The government plans to use the country’s foreign currency reserves to implement a $370.96 million power transmission project, ignoring warning from the International Monetary Fund (IMF).
State-run Agrani Bank has sent a proposal of North-West Power Generation Company Ltd (NWPGCL), a government-owned entity, to the Bangladesh Bank.
Under the proposal, the power company is seeking $313 million for the second transmission line project from Payra. The financing will be arranged by Agrani Bank.
Bangladesh-China Power Company, a joint venture of NWPGCL and China National Machinery Import and Export Corporation, will build a 400Kv double circuit transmission line, which will connect Payra, Gopalganj and Dhaka’s Aminbazar to supply electricity from Payra’s thermal power plant and potential future power plants.
The government is looking to turn Payra a major power generation hub. But the electricity to be produced at the hub can’t be supplied to other parts of the country on the basis of the existing transmission lines, said a Power Division official.
But the plan to use the foreign currency reserves comes amid warning from the IMF against using it for such projects.
“The decision to use the FX reserve windfall to finance “crucial” infrastructure projects through the newly created Bangladesh Infrastructure Development Fund (BIDF) raises governance and external sustainability concerns,” said the IMF.
It made the observations in a report submitted to the government after an IMF team visited Bangladesh from December 5 to December 19 last year.
In its first, the government approved to use 524.56 million euros from the reserves for a development project in March last year for the dredging of a channel for Payra Port, a seaport in Kalapara, Patuakhali.
The BB has so far disbursed 27 million euros for the project.
The BIDF was formed to make lending from the reserves to development projects. The annual investment target from the fund would be no more than $2 billion, according to finance ministry documents.
The BB has committed to financing the BIDF using the reserves for up to $2 billion per year for the next five years, on the condition that the reserves cover import payments for at least six months, project earnings are in foreign currencies, and a sovereign guarantee is provided.
The IMF said foreign currency reserves in Bangladesh are adequate and not excessive, and the recent peak in reserves is expected to be short-lived.
“Ad-hoc use of FX reserves could undermine fiscal discipline by exposing the public sector to large contingent liabilities and fiscal risks.”
Zaid Bakht, chairman of Agrani Bank and a noted economist, says every central bank makes some investment in safe areas after analysing risks so that money doesn’t sit idle.
“From that point of view, if there is a public sector project and if there is a guarantee from the government, then I don’t see any problem.”
The former research director of the Bangladesh Institute of Development Studies says a proposal from NWPGCL has been sent but it has not been approved yet.
“It is under discussion.”
Earlier, the private sector sent proposals to the BB seeking investment from the reserves, but the central bank did not pay any heed to them.

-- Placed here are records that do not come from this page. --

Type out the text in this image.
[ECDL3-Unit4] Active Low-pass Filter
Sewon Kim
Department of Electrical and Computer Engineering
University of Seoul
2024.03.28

Ahsan H Mansur, executive director of the Policy Research Institute of Bangladesh, an independent think-tank, says the standard international practice is that a country can lend from the reserves, but the disbursed amount should no longer be counted as part of the reserves.
“But we are considering it as part of the reserves. As a result, our reserves are being artificially inflated,” he said, adding that the disbursed amount should be deducted while calculating the reserves.

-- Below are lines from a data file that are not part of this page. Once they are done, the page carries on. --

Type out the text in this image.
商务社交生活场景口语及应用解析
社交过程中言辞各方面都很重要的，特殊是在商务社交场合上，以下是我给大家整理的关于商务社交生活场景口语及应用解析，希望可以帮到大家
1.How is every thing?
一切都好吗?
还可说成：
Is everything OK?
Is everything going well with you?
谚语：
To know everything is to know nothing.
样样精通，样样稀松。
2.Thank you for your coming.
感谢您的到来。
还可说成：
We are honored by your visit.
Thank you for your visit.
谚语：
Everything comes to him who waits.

The current reserves of Bangladesh are $44.99 billion, down from $46.39 billion in June.
Reserves may decline over the medium term due to expected normalisation in remittance inflows, no substantial pick-up in foreign direct investment, an increase in imports, and the limited exchange rate flexibility, according to the IMF.

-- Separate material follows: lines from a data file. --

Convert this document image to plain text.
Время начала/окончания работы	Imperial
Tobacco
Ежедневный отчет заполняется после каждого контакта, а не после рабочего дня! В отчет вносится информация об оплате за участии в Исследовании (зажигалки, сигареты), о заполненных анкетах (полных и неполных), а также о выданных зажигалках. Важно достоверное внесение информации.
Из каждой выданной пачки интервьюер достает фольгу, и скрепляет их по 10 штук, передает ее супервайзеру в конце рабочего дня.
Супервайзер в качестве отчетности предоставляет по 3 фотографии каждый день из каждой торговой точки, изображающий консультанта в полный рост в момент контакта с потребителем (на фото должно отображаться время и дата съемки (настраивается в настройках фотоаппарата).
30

The IMF’s warning is pertinent and many countries are struggling for a lack of adequate reserves.
Turkey is an example of how foreign reserves can drastically deplete. Its net international reserves fell below $8 billion on January 12, in comparison to $41.13 billion in 2019.
This led the country to sign a $4.9 billion currency swap agreement with the United Arab Emirates, Qatar, South Korea and China to prop up reserves.
Sri Lanka’s official reserves stood at a meagre $3.1 billion at the end of December. It also struck currency swap deals with India and Bangladesh.
Pakistan’s foreign exchange reserves fell to $17.6 billion in the week ending January 7.